But in essence it's a fantasy world. Hobbs, elves and dwarfs, goblins, ghouls and giants, the whole schmeer. It's just that it takes place after your basic act of magical hubris blasted the best part of civilization into rubble and splinters. The hills are alive -- in some cases quite literally -- with wild magic. Whole forests are twisted by polymorphic radiation into impossible shapes, ogrish trees with beards of jangling glass and leaves of paper.

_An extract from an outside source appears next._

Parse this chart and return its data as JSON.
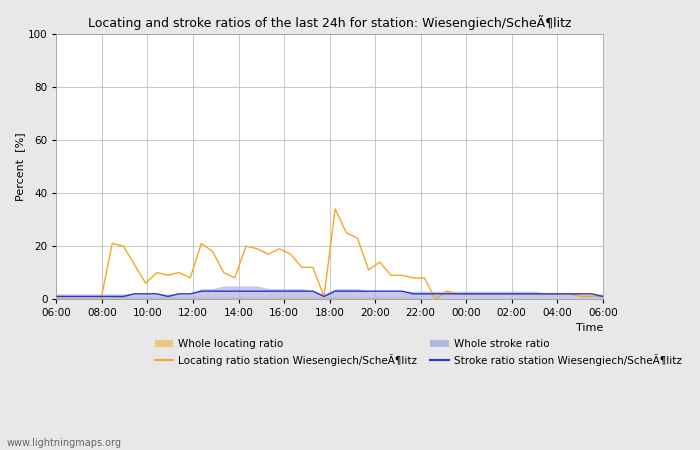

Time is broken too. The cataclysm that doomed Wohoon was caused by a cabal of chronomancers, believed to have been flung far into the future, and worshipped by furtive cults as the Gods Yet to Come. In some places time spins backward, or loops upon itself. Skyscrapers and clocktowers rise up from the shallow waters of the Sea of Clocks. The lost objects of a thousand worlds and ten thousand generations accumulate in a junkyard somewhere south. Folk from other times are drawn here as well: lost zeppelineers, dinosaur herders, mad scientists. Undeath is chronomantical in nature, a generally foul attempt to thwart the proper passage of time.
I'm already well past 25 words and the edge of coherence, but here's a few more, in the sentenceless manner Noisms suggests:
Bandits, slavers; nomadic fey; bat-faced goblins, orc parthenogenesis; molemen at the center of the earth; a dragon-locomotive 500 miles long; scattered villages, trading moots, no nations; only local gods.